With Japan's gross domestic product contracting in the third quarter compared to that in the previous quarter, investors feel that there is an urgent need to take measures for enhancing the growth potential of the economy.

Market participants feel that Japan’s economy will need more support after the data released earlier this month by the Cabinet Office showed that the country’s GDP, which measures the annualized change in the inflation-adjusted value of all goods and services produced by the economy, shrank to 0.9 percent in the quarter ending Sept 30, down from a 0.1 percent rise in the previous three months.

Last month, the Bank of Japan announced more monetary easing policies and expanded the asset purchase program (APP) by about 11 trillion yen ($138-billion). This brings the total size of the APP to about 91 trillion yen, of which 25 trillion yen is in loans and the remaining 66 trillion yen is for asset purchases. The policy board agreed a further 5-trillion yen each of Japanese government bonds and treasury bill purchases and announced 0.91 trillion yen of purchases of risk assets.

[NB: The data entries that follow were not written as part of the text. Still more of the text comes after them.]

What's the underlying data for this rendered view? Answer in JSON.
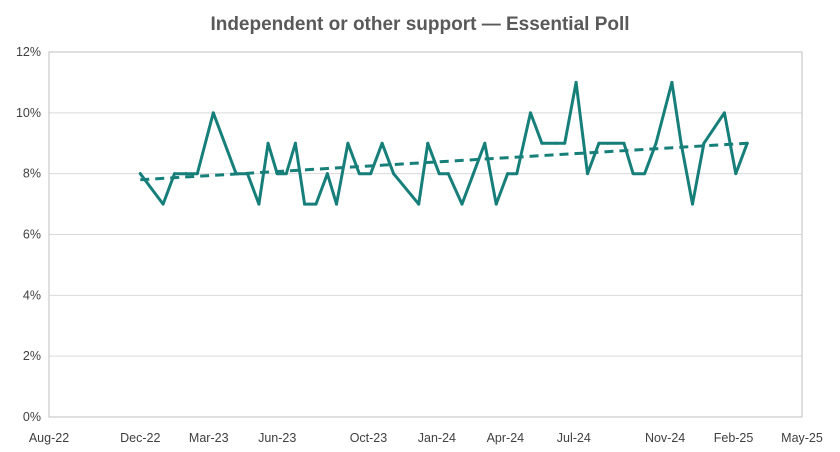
{
  "chart_data": {
    "type": "line",
    "title": "Independent or other support — Essential Poll",
    "xlabel": "",
    "ylabel": "",
    "ylim": [
      0,
      12
    ],
    "y_ticks": [
      0,
      2,
      4,
      6,
      8,
      10,
      12
    ],
    "y_tick_labels": [
      "0%",
      "2%",
      "4%",
      "6%",
      "8%",
      "10%",
      "12%"
    ],
    "x_tick_labels": [
      "Aug-22",
      "Dec-22",
      "Mar-23",
      "Jun-23",
      "Oct-23",
      "Jan-24",
      "Apr-24",
      "Jul-24",
      "Nov-24",
      "Feb-25",
      "May-25"
    ],
    "x_range_months": [
      0,
      33
    ],
    "x_tick_months": [
      0,
      4,
      7,
      10,
      14,
      17,
      20,
      23,
      27,
      30,
      33
    ],
    "grid": true,
    "legend": "none",
    "series": [
      {
        "name": "Independent or other",
        "color": "#177F7A",
        "x_months": [
          4.0,
          5.0,
          5.5,
          6.0,
          6.5,
          7.2,
          8.2,
          8.7,
          9.2,
          9.6,
          10.0,
          10.4,
          10.8,
          11.2,
          11.7,
          12.2,
          12.6,
          13.1,
          13.6,
          14.1,
          14.6,
          15.1,
          16.2,
          16.6,
          17.1,
          17.5,
          18.1,
          18.6,
          19.1,
          19.6,
          20.1,
          20.5,
          21.1,
          21.6,
          22.2,
          22.6,
          23.1,
          23.6,
          24.1,
          24.5,
          25.2,
          25.6,
          26.1,
          26.6,
          27.3,
          27.7,
          28.2,
          28.7,
          29.6,
          30.1,
          30.6
        ],
        "values": [
          8,
          7,
          8,
          8,
          8,
          10,
          8,
          8,
          7,
          9,
          8,
          8,
          9,
          7,
          7,
          8,
          7,
          9,
          8,
          8,
          9,
          8,
          7,
          9,
          8,
          8,
          7,
          8,
          9,
          7,
          8,
          8,
          10,
          9,
          9,
          9,
          11,
          8,
          9,
          9,
          9,
          8,
          8,
          9,
          11,
          9,
          7,
          9,
          10,
          8,
          9
        ]
      }
    ],
    "trendline": {
      "name": "Linear trend",
      "color": "#177F7A",
      "style": "dashed",
      "x_months": [
        4.0,
        30.6
      ],
      "values": [
        7.8,
        9.0
      ]
    }
  }
}
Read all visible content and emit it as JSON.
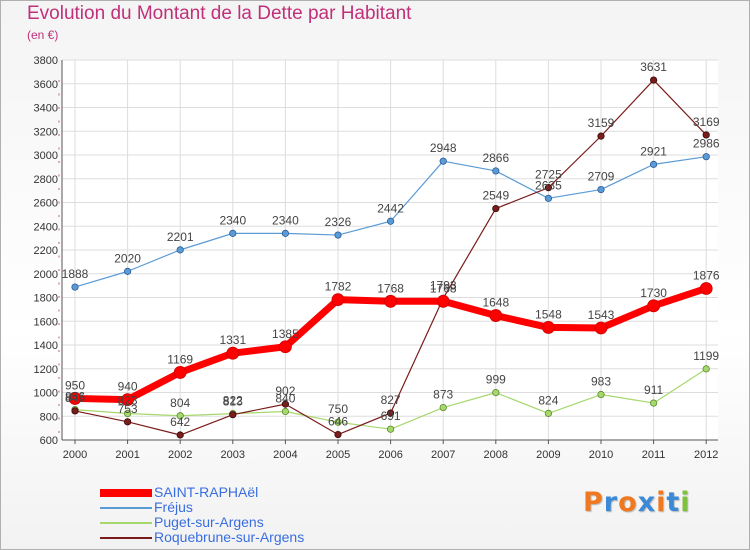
{
  "title": "Evolution du Montant de la Dette par Habitant",
  "unit_label": "(en €)",
  "logo": {
    "text": "Proxiti",
    "colors": [
      "#f07820",
      "#3a8ad8",
      "#f07820",
      "#3a8ad8",
      "#f07820",
      "#3a8ad8",
      "#80c040"
    ]
  },
  "chart_data": {
    "type": "line",
    "title": "Evolution du Montant de la Dette par Habitant",
    "ylabel": "(en €)",
    "xlabel": "",
    "x": [
      2000,
      2001,
      2002,
      2003,
      2004,
      2005,
      2006,
      2007,
      2008,
      2009,
      2010,
      2011,
      2012
    ],
    "ylim": [
      600,
      3800
    ],
    "yticks": [
      600,
      800,
      1000,
      1200,
      1400,
      1600,
      1800,
      2000,
      2200,
      2400,
      2600,
      2800,
      3000,
      3200,
      3400,
      3600,
      3800
    ],
    "grid": true,
    "legend_position": "bottom-left",
    "series": [
      {
        "name": "SAINT-RAPHAël",
        "color": "#ff0000",
        "values": [
          950,
          940,
          1169,
          1331,
          1385,
          1782,
          1768,
          1768,
          1648,
          1548,
          1543,
          1730,
          1876
        ]
      },
      {
        "name": "Fréjus",
        "color": "#5b9bd5",
        "values": [
          1888,
          2020,
          2201,
          2340,
          2340,
          2326,
          2442,
          2948,
          2866,
          2635,
          2709,
          2921,
          2986
        ]
      },
      {
        "name": "Puget-sur-Argens",
        "color": "#a6d86e",
        "values": [
          856,
          823,
          804,
          822,
          840,
          750,
          691,
          873,
          999,
          824,
          983,
          911,
          1199
        ]
      },
      {
        "name": "Roquebrune-sur-Argens",
        "color": "#7a1c1c",
        "values": [
          845,
          753,
          642,
          813,
          902,
          646,
          827,
          1793,
          2549,
          2725,
          3159,
          3631,
          3169
        ]
      }
    ]
  }
}
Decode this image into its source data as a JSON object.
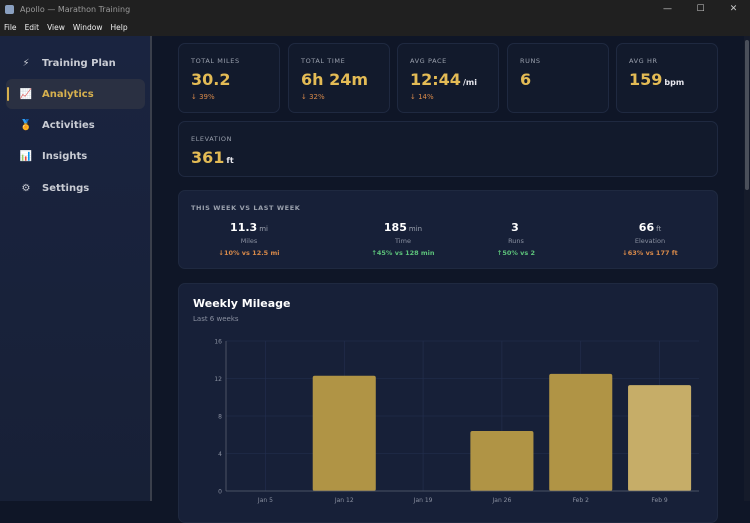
{
  "window": {
    "title": "Apollo — Marathon Training",
    "controls": [
      "—",
      "☐",
      "✕"
    ]
  },
  "menu": [
    "File",
    "Edit",
    "View",
    "Window",
    "Help"
  ],
  "sidebar": [
    {
      "label": "Training Plan",
      "icon": "lightning-icon",
      "glyph": "⚡",
      "active": false
    },
    {
      "label": "Analytics",
      "icon": "chart-icon",
      "glyph": "📈",
      "active": true
    },
    {
      "label": "Activities",
      "icon": "medal-icon",
      "glyph": "🏅",
      "active": false
    },
    {
      "label": "Insights",
      "icon": "bar-chart-icon",
      "glyph": "📊",
      "active": false
    },
    {
      "label": "Settings",
      "icon": "gear-icon",
      "glyph": "⚙",
      "active": false
    }
  ],
  "stats": [
    {
      "label": "TOTAL MILES",
      "value": "30.2",
      "unit": "",
      "change": "↓ 39%"
    },
    {
      "label": "TOTAL TIME",
      "value": "6h 24m",
      "unit": "",
      "change": "↓ 32%"
    },
    {
      "label": "AVG PACE",
      "value": "12:44",
      "unit": "/mi",
      "change": "↓ 14%"
    },
    {
      "label": "RUNS",
      "value": "6",
      "unit": "",
      "change": ""
    },
    {
      "label": "AVG HR",
      "value": "159",
      "unit": "bpm",
      "change": ""
    }
  ],
  "elevation": {
    "label": "ELEVATION",
    "value": "361",
    "unit": "ft"
  },
  "comparison": {
    "title": "THIS WEEK VS LAST WEEK",
    "items": [
      {
        "value": "11.3",
        "unit": "mi",
        "label": "Miles",
        "delta": "↓10% vs 12.5 mi",
        "dir": "down"
      },
      {
        "value": "185",
        "unit": "min",
        "label": "Time",
        "delta": "↑45% vs 128 min",
        "dir": "up"
      },
      {
        "value": "3",
        "unit": "",
        "label": "Runs",
        "delta": "↑50% vs 2",
        "dir": "up"
      },
      {
        "value": "66",
        "unit": "ft",
        "label": "Elevation",
        "delta": "↓63% vs 177 ft",
        "dir": "down"
      }
    ]
  },
  "chart_data": {
    "type": "bar",
    "title": "Weekly Mileage",
    "subtitle": "Last 6 weeks",
    "categories": [
      "Jan 5",
      "Jan 12",
      "Jan 19",
      "Jan 26",
      "Feb 2",
      "Feb 9"
    ],
    "values": [
      0,
      12.3,
      0,
      6.4,
      12.5,
      11.3
    ],
    "ylim": [
      0,
      16
    ],
    "yticks": [
      0,
      4,
      8,
      12,
      16
    ],
    "grid": true,
    "colors": {
      "bar": "#b09445",
      "current": "#c6ad68"
    }
  }
}
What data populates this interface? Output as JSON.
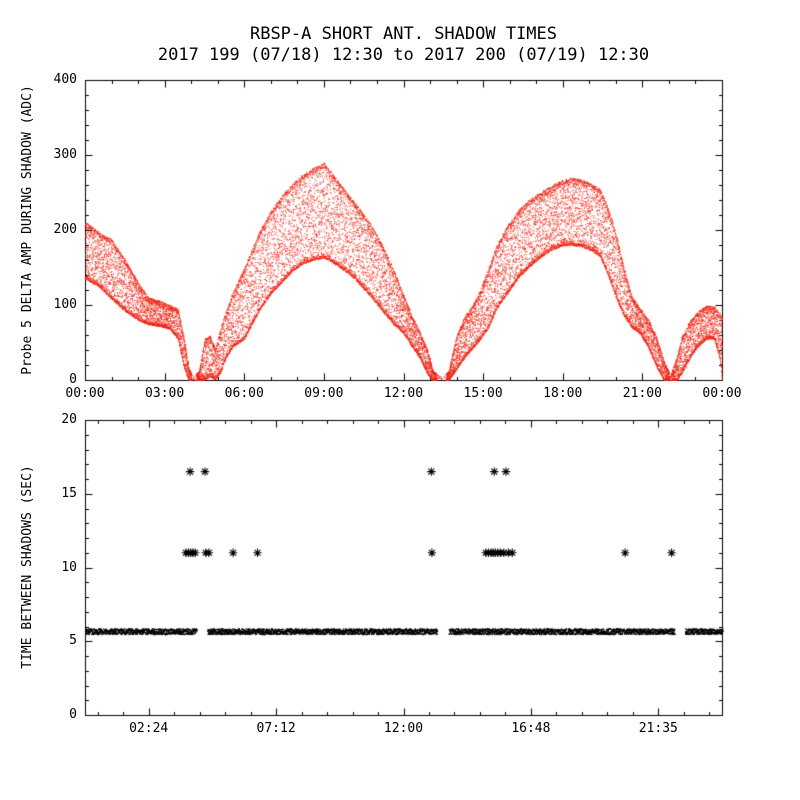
{
  "page": {
    "background": "#ffffff"
  },
  "chart_data": [
    {
      "type": "scatter",
      "title": "RBSP-A SHORT ANT. SHADOW TIMES",
      "subtitle": "2017 199 (07/18) 12:30 to 2017 200 (07/19) 12:30",
      "ylabel": "Probe 5 DELTA AMP DURING SHADOW (ADC)",
      "xlabel": "",
      "xlim": [
        0,
        24
      ],
      "ylim": [
        0,
        400
      ],
      "xticks": [
        0,
        3,
        6,
        9,
        12,
        15,
        18,
        21,
        24
      ],
      "xtick_labels": [
        "00:00",
        "03:00",
        "06:00",
        "09:00",
        "12:00",
        "15:00",
        "18:00",
        "21:00",
        "00:00"
      ],
      "yticks": [
        0,
        100,
        200,
        300,
        400
      ],
      "ytick_labels": [
        "0",
        "100",
        "200",
        "300",
        "400"
      ],
      "grid": false,
      "legend": false,
      "marker": "dot",
      "color": "#ee2211",
      "axis_color": "#000000",
      "envelope_note": "scatter band between lower and upper amplitude envelope, [hour, low_adc, high_adc]",
      "envelope": [
        [
          0,
          135,
          212
        ],
        [
          0.5,
          125,
          198
        ],
        [
          1,
          108,
          188
        ],
        [
          1.5,
          92,
          162
        ],
        [
          2,
          80,
          130
        ],
        [
          2.4,
          74,
          110
        ],
        [
          2.8,
          72,
          106
        ],
        [
          3.2,
          68,
          100
        ],
        [
          3.5,
          55,
          95
        ],
        [
          3.7,
          20,
          62
        ],
        [
          3.9,
          0,
          16
        ],
        [
          4.05,
          0,
          5
        ],
        [
          4.3,
          0,
          12
        ],
        [
          4.5,
          0,
          55
        ],
        [
          4.7,
          5,
          60
        ],
        [
          4.9,
          0,
          42
        ],
        [
          5.1,
          10,
          70
        ],
        [
          5.3,
          30,
          92
        ],
        [
          5.6,
          45,
          120
        ],
        [
          6,
          55,
          150
        ],
        [
          6.3,
          75,
          176
        ],
        [
          6.6,
          95,
          200
        ],
        [
          7,
          115,
          226
        ],
        [
          7.4,
          130,
          246
        ],
        [
          7.8,
          145,
          262
        ],
        [
          8.2,
          155,
          274
        ],
        [
          8.6,
          160,
          283
        ],
        [
          9,
          163,
          290
        ],
        [
          9.3,
          157,
          276
        ],
        [
          9.6,
          150,
          262
        ],
        [
          10,
          140,
          244
        ],
        [
          10.4,
          125,
          226
        ],
        [
          10.8,
          110,
          206
        ],
        [
          11.2,
          92,
          180
        ],
        [
          11.6,
          75,
          150
        ],
        [
          12,
          62,
          114
        ],
        [
          12.3,
          45,
          86
        ],
        [
          12.6,
          30,
          66
        ],
        [
          12.9,
          8,
          40
        ],
        [
          13.1,
          0,
          12
        ],
        [
          13.45,
          0,
          4
        ],
        [
          13.7,
          0,
          12
        ],
        [
          14,
          15,
          60
        ],
        [
          14.3,
          30,
          85
        ],
        [
          14.6,
          42,
          100
        ],
        [
          14.9,
          55,
          122
        ],
        [
          15.2,
          70,
          150
        ],
        [
          15.5,
          95,
          180
        ],
        [
          15.9,
          115,
          206
        ],
        [
          16.3,
          135,
          226
        ],
        [
          16.7,
          150,
          240
        ],
        [
          17.1,
          162,
          250
        ],
        [
          17.5,
          172,
          258
        ],
        [
          17.9,
          178,
          266
        ],
        [
          18.3,
          180,
          270
        ],
        [
          18.7,
          178,
          268
        ],
        [
          19.1,
          172,
          262
        ],
        [
          19.4,
          165,
          255
        ],
        [
          19.7,
          140,
          230
        ],
        [
          20,
          110,
          196
        ],
        [
          20.3,
          85,
          150
        ],
        [
          20.6,
          70,
          112
        ],
        [
          20.9,
          62,
          96
        ],
        [
          21.2,
          45,
          82
        ],
        [
          21.5,
          20,
          60
        ],
        [
          21.8,
          0,
          26
        ],
        [
          22.05,
          0,
          6
        ],
        [
          22.3,
          0,
          32
        ],
        [
          22.5,
          10,
          60
        ],
        [
          22.8,
          30,
          80
        ],
        [
          23.1,
          45,
          92
        ],
        [
          23.4,
          55,
          100
        ],
        [
          23.7,
          55,
          98
        ],
        [
          23.9,
          30,
          90
        ],
        [
          24,
          0,
          85
        ]
      ]
    },
    {
      "type": "scatter",
      "title": "",
      "ylabel": "TIME BETWEEN SHADOWS (SEC)",
      "xlabel": "",
      "xlim": [
        0,
        24
      ],
      "ylim": [
        0,
        20
      ],
      "xticks": [
        2.4,
        7.2,
        12,
        16.8,
        21.6
      ],
      "xtick_labels": [
        "02:24",
        "07:12",
        "12:00",
        "16:48",
        "21:35"
      ],
      "yticks": [
        0,
        5,
        10,
        15,
        20
      ],
      "ytick_labels": [
        "0",
        "5",
        "10",
        "15",
        "20"
      ],
      "grid": false,
      "legend": false,
      "color": "#000000",
      "axis_color": "#000000",
      "band": {
        "note": "dense horizontal band of dots, typical spin-shadow spacing ~5.7 sec",
        "y_low": 5.5,
        "y_high": 5.88,
        "x_start": 0,
        "x_end": 24,
        "gaps": [
          [
            4.2,
            4.6
          ],
          [
            13.25,
            13.7
          ],
          [
            22.2,
            22.6
          ]
        ]
      },
      "outliers": [
        {
          "marker": "asterisk",
          "y": 16.5,
          "x": [
            3.96,
            4.52,
            13.05,
            15.42,
            15.86
          ]
        },
        {
          "marker": "asterisk",
          "y": 11.0,
          "x": [
            3.8,
            3.9,
            3.98,
            4.06,
            4.15,
            4.55,
            4.67,
            5.58,
            6.5,
            13.07,
            15.1,
            15.2,
            15.3,
            15.38,
            15.46,
            15.55,
            15.65,
            15.78,
            15.95,
            16.1,
            20.35,
            22.1
          ]
        }
      ]
    }
  ]
}
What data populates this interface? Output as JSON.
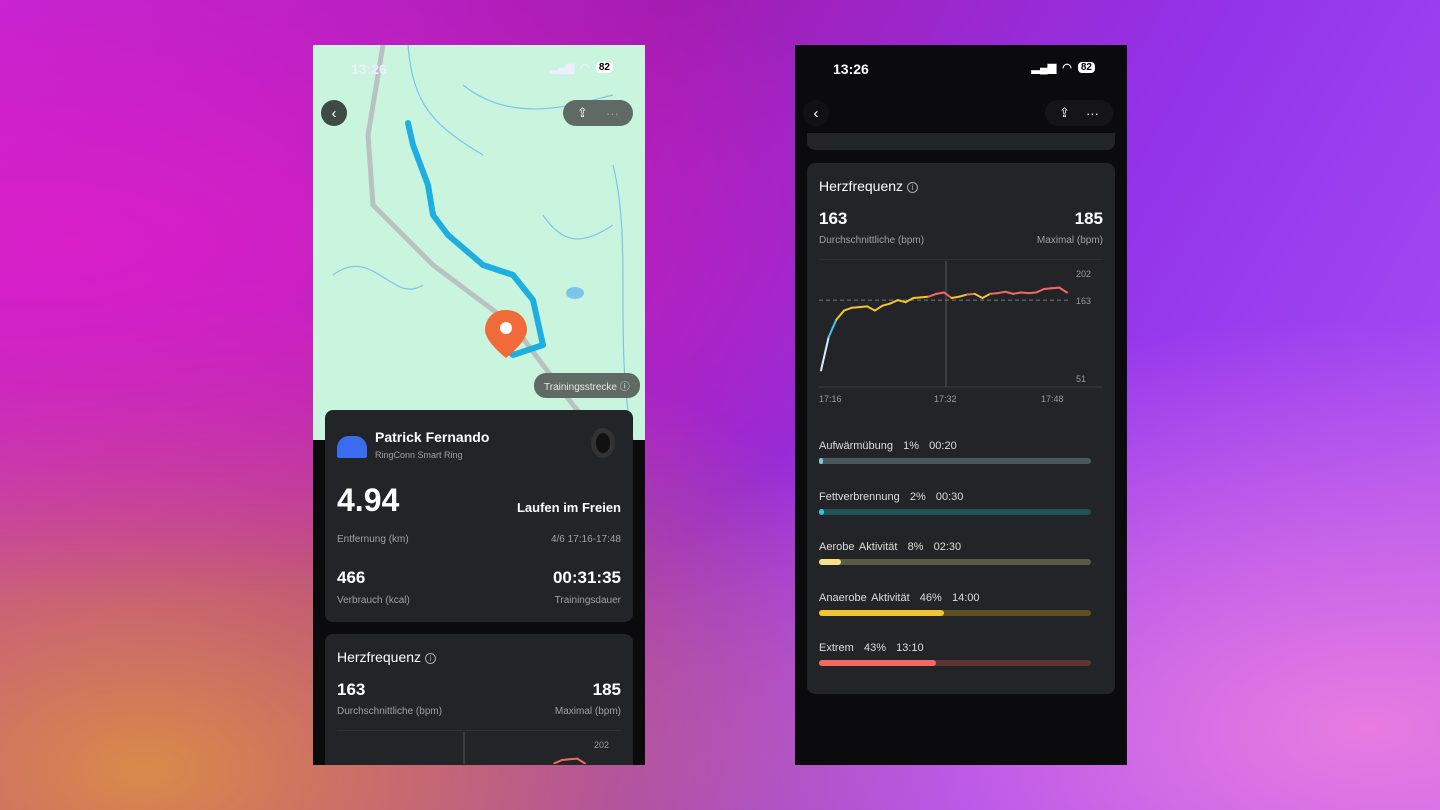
{
  "status": {
    "time": "13:26",
    "battery": "82"
  },
  "left": {
    "map": {
      "chip": "Trainingsstrecke",
      "colors": {
        "land": "#c9f5df",
        "route": "#1eaee0",
        "pin": "#f06a3a"
      }
    },
    "profile": {
      "name": "Patrick Fernando",
      "device": "RingConn Smart Ring"
    },
    "summary": {
      "distance": "4.94",
      "distance_label": "Entfernung (km)",
      "activity": "Laufen im Freien",
      "date": "4/6 17:16-17:48",
      "calories": "466",
      "calories_label": "Verbrauch (kcal)",
      "duration": "00:31:35",
      "duration_label": "Trainingsdauer"
    }
  },
  "hr": {
    "title": "Herzfrequenz",
    "avg": "163",
    "avg_label": "Durchschnittliche (bpm)",
    "max": "185",
    "max_label": "Maximal (bpm)"
  },
  "chart_data": {
    "type": "line",
    "x_ticks": [
      "17:16",
      "17:32",
      "17:48"
    ],
    "y_ticks": [
      "202",
      "163",
      "51"
    ],
    "ylim": [
      51,
      202
    ],
    "reference_line": 163,
    "x": [
      "17:16",
      "17:17",
      "17:18",
      "17:19",
      "17:20",
      "17:21",
      "17:22",
      "17:23",
      "17:24",
      "17:25",
      "17:26",
      "17:27",
      "17:28",
      "17:29",
      "17:30",
      "17:31",
      "17:32",
      "17:33",
      "17:34",
      "17:35",
      "17:36",
      "17:37",
      "17:38",
      "17:39",
      "17:40",
      "17:41",
      "17:42",
      "17:43",
      "17:44",
      "17:45",
      "17:46",
      "17:47",
      "17:48"
    ],
    "values": [
      62,
      110,
      135,
      148,
      152,
      153,
      154,
      148,
      155,
      158,
      163,
      160,
      166,
      167,
      168,
      172,
      174,
      166,
      168,
      171,
      172,
      166,
      172,
      173,
      175,
      172,
      174,
      173,
      174,
      179,
      180,
      181,
      174
    ]
  },
  "zones": [
    {
      "name": "Aufwärmübung",
      "pct": "1%",
      "time": "00:20",
      "value": 1,
      "fill": "#7fc7d8",
      "track": "#4a5a5c"
    },
    {
      "name": "Fettverbrennung",
      "pct": "2%",
      "time": "00:30",
      "value": 2,
      "fill": "#2fc6d8",
      "track": "#1f5257"
    },
    {
      "name": "Aerobe Aktivität",
      "pct": "8%",
      "time": "02:30",
      "value": 8,
      "fill": "#f7e08a",
      "track": "#5b5a46"
    },
    {
      "name": "Anaerobe Aktivität",
      "pct": "46%",
      "time": "14:00",
      "value": 46,
      "fill": "#f2c530",
      "track": "#5d5020"
    },
    {
      "name": "Extrem",
      "pct": "43%",
      "time": "13:10",
      "value": 43,
      "fill": "#ee6a63",
      "track": "#5a3533"
    }
  ]
}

Market players sense the urgent need for more measures, especially with the country’s core consumer prices continuing to fall in September, indicating that deflation persists to impair the economic growth prospects. The data released by Japan’s Statistics Bureau show that the consumer prices declined to 0.1 percent in September, down from 0.3 percent fall in August.

Adding to the concerns, Japan’s industrial output declined in September compared to that in the previous month, indicating that the weak global demand was continuing to have its impact on the country’s economy.

According to the data released this month by the Ministry of Economy, Trade and Industry, Japan’s industrial production, which measures the change in the total inflation-adjusted value of output produced by manufacturers, mines, and utilities, fell 4.1 percent in September compared to that in the previous month while it declined 4.1 percent in August.

Market players sense that more measures, other than the currently available stimulus, will be required to revive the growth momentum. The next move can be that of increasing the funds available to support lending to the fast-growing sectors rather than to add again to the outright asset purchases, which was already undertaken last month.

Japan faced a sudden development in political scene this week with Prime Minister Yoshihiko Noda dissolving the Diet Friday and announcing the date of the general election (Dec 16). Investors hope that the main opposition -- Liberal Democratic Party -- led by Shinzo Abe, the proponent of aggressive monetary easing measures, will win the next elections.